まず第1に、日本国憲法96条第1項において憲法の改正について書かれているのですが国会議員の2/3以上の賛成と国民投票の過半数以上の賛成が必要ということが定められているのに、今回の法律では
『有効投票数(賛成と反対を足した数)のなかで賛成が過半数を超えた場合』
が改正の条件と定めています。憲法で投票総数の過半数と定めているのに、勝手に無効票を除外した有効投票数とねじ曲げハードルを下げているということが問題視されていないこと。このロジックで10%以上ハードルがさがります。(人の意見は常に白か黒かでは決まりません)

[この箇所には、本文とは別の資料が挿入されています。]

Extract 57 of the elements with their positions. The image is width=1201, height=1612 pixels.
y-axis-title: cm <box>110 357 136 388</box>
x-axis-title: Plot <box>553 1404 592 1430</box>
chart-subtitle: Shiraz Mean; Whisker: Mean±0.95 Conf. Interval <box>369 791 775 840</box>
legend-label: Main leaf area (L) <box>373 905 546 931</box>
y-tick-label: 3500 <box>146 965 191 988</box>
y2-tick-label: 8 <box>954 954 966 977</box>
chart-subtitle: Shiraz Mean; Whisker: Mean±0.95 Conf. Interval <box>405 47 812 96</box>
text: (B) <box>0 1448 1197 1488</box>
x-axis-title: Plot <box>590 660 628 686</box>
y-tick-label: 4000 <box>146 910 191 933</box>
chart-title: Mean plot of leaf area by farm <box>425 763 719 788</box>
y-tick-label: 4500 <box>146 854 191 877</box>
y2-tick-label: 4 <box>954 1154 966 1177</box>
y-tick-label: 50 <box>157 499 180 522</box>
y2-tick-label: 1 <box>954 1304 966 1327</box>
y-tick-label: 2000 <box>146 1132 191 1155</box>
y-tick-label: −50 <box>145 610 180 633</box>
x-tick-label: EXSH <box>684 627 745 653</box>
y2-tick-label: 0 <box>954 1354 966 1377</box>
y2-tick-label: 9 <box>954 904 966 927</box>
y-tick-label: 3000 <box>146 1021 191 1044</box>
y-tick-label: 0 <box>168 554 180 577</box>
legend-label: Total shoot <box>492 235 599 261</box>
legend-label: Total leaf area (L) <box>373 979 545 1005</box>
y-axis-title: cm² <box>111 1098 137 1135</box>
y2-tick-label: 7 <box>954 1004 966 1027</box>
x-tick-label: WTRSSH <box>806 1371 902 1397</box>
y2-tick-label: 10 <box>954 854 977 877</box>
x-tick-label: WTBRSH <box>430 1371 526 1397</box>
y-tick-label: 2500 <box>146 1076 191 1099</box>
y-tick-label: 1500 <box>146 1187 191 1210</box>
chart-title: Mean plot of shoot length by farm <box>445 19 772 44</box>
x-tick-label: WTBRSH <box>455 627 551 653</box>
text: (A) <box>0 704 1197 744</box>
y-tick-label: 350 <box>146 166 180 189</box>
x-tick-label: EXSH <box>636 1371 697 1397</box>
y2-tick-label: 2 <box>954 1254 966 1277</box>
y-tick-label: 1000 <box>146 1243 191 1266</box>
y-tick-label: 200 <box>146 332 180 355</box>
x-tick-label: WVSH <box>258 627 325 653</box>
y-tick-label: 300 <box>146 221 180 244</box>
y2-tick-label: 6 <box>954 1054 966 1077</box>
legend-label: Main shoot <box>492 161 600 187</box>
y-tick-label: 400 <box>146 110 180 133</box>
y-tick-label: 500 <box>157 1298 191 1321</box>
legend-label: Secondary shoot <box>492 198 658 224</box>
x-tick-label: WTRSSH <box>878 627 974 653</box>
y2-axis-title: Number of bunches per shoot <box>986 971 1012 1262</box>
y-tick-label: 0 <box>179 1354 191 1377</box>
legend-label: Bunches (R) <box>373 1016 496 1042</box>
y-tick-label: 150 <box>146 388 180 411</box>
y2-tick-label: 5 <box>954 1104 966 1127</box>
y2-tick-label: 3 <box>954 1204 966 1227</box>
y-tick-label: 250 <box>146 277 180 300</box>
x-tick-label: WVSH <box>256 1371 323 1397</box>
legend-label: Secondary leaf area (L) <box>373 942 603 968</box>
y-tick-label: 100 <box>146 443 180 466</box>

第2に『国民投票法案』であるのに肝心の国民がほとんど関心が無いということです。何が問題かというと関心が無い=投票率が低いとなり、最低投票率が定められていないため『国民投票』なのに実質の賛成が2500万票程度(全国民の約1/5の数)の賛成でも憲法が改正(おそらく改悪)される可能性が高いということです。この程度の票数だと、特定の団体の組織票で改悪が通ってしまう事も容易です。
第3に『国民投票』によって憲法を改正することの重要さをキチンと教育していないことです。1億人を超える有権者のうち一体どのぐらいが事の重要性に気づいているのか?それをきちんと教育できているのか?疑問でしかありません。
矛盾点はもっとありますが、書くのも見るのも疲れるのでこんな所で良いでしょう。
私自身は必ずしも憲法を変えるということにアレルギーがあるわけではありません。ただ現在のモラルが下がりきった議員連中が出してくる改正案が現行憲法を凌駕するようなシロモノである訳がないことを確信していますので、どうしても『白か黒か決めろ』というのなら反対します。